What do you think of when reading the following quote? It was something posted on Facebook by an old family friend who we fondly called, “Uncle Sam.” That he’s not my real uncle, yet had a spiritual role in my life as one, is only a confirmation of what I personally thought of when I first saw the quote. (I’m still interested in what you see in it, as well)
Jesus said the same thing in so many words: that the Kingdom of God is not where you can have one foot in, and one foot out. His disciples had to literally leave their old lives and many relationships, (“villages”) in order to literally follow Him for the three intense years He ministered on earth. I assume some spouses came along. Some did not. Generally, it was close family members that had the biggest problem with the radical new thing Jesus was bringing about,¹ and they were the sorest source of resistance and “pull” from fully following Jesus.
When Peter felt the need to remind Jesus, “We have left everything to follow you,” Jesus had no argument. Only an encouragement. His encouragement was that you don’t leave the smallness of one’s “village,” to enter a place of emptiness. You come into a large Kingdom with an abundance of spiritual relationships.
Truly I tell you, anyone who has left homes or brothers or sisters or mother or father or children or lands for Me and the gospel, will not fail to receive a hundred times as much in this present age: homes, brothers, sisters, mothers, children and land—along with persecutions–and in the age to come eternal life. ~ Mark 10:28-30
Unlike a generic “brotherhood,” (an orphan substitute commonly offered in “church” life) the Kingdom contains true, and everlasting family that can only be discerned and enjoyed when there is a shift in one’s priorities away from the “village mindset” that keeps us fearful, limited, and walking in the concerns of the flesh all the time.
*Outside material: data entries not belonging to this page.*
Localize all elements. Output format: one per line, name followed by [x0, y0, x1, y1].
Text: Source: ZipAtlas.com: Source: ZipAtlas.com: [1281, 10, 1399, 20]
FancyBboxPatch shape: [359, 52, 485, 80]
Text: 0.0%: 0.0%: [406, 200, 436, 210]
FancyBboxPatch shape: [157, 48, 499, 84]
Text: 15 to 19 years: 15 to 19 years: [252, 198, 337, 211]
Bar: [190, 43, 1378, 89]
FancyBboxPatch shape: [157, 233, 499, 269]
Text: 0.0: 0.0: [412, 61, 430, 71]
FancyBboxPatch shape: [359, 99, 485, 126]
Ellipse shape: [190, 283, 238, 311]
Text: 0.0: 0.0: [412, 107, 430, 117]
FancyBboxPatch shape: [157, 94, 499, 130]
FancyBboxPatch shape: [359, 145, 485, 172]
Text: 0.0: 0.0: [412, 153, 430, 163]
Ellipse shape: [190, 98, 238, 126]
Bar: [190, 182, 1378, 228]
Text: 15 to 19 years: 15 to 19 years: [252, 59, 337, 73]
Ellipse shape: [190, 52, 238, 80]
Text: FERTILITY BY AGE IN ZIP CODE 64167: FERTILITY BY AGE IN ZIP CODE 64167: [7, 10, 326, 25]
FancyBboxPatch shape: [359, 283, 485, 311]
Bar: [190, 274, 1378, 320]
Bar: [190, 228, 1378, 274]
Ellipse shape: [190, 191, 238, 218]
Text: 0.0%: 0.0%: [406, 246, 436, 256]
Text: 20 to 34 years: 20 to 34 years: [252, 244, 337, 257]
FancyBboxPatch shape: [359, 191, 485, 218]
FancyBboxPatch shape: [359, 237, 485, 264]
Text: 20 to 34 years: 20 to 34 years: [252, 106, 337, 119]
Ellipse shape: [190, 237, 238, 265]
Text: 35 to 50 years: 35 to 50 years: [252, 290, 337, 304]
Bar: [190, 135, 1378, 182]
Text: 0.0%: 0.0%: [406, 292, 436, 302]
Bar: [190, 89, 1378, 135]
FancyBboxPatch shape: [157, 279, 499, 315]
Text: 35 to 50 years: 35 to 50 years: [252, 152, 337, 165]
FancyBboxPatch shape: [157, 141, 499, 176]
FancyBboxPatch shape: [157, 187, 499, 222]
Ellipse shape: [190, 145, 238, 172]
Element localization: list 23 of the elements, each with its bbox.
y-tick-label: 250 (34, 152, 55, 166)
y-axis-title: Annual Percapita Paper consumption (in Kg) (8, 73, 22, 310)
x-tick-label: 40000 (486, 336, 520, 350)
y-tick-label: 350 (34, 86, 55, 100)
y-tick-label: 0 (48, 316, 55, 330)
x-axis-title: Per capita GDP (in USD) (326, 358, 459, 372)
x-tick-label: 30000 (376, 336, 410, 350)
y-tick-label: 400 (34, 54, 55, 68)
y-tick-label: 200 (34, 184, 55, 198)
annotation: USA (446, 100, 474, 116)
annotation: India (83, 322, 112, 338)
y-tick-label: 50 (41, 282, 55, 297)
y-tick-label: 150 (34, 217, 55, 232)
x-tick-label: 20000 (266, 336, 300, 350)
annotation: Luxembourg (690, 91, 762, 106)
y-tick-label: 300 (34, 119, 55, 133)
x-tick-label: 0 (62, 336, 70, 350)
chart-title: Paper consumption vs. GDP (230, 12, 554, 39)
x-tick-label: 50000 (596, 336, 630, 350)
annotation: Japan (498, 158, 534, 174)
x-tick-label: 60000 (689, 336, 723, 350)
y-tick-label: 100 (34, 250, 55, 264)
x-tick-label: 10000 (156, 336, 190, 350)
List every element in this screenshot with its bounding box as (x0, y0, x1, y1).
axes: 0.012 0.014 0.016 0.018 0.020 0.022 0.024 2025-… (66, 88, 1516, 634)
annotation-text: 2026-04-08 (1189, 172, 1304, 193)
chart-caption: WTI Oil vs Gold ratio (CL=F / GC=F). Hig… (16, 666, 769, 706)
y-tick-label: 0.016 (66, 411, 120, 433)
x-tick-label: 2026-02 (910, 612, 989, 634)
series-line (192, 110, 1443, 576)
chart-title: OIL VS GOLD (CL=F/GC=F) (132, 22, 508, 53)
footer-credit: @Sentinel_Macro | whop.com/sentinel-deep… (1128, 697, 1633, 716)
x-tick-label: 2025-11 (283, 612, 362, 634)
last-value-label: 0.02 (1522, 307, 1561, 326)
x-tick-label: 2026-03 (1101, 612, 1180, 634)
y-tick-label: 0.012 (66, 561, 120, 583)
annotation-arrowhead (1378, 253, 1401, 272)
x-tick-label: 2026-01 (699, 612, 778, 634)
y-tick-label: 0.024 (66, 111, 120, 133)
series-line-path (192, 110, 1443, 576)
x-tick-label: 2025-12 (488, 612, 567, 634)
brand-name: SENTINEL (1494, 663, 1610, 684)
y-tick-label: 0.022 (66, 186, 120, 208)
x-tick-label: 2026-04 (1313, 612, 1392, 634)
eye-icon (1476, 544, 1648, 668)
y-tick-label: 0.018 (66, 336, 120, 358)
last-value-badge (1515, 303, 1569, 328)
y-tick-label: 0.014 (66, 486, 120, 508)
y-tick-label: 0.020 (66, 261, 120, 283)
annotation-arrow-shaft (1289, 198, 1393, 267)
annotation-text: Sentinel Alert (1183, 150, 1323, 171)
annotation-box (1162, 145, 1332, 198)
It’s not easy to live in the Kingdom now. Especially when in doing so, one may have to endure condemnation, misunderstanding, or grief from those you love, and even respect.
“Forgetting” What Lies Behind
In the Song of Songs, there was a beautiful woman who either left, or was taken from her village, who later became the bride of Solomon. To say she did not struggle a little may not be accurate. In fact, I can hear the voice of the aged David saying to this woman:
Listen, daughter, pay attention and consider: forget your people and your father’s house. Let the king be enthralled by your beauty, and honor him… Psalm 45:10-11
It’s a hard saying, but as the Bride of Christ, it’s just not possible to endlessly seek for the approval of others, and be fully engaged in Kingdom work. Am I now trying to win the approval of human beings, or of God? Or am I trying to please people? If I were still trying to please people, I would not be a servant of Christ. Gal. 1:10. This does not mean literally abandoning family, or being callous and unloving to those we are in relationship to – but it does mean being aware of one’s affections, and how they may be divided from Christ and His Kingdom.
His Bride… has dove’s eyes only for Him. It may be possible to do this, wherever we are, but the expectation of challenges and persecution should always be counted on.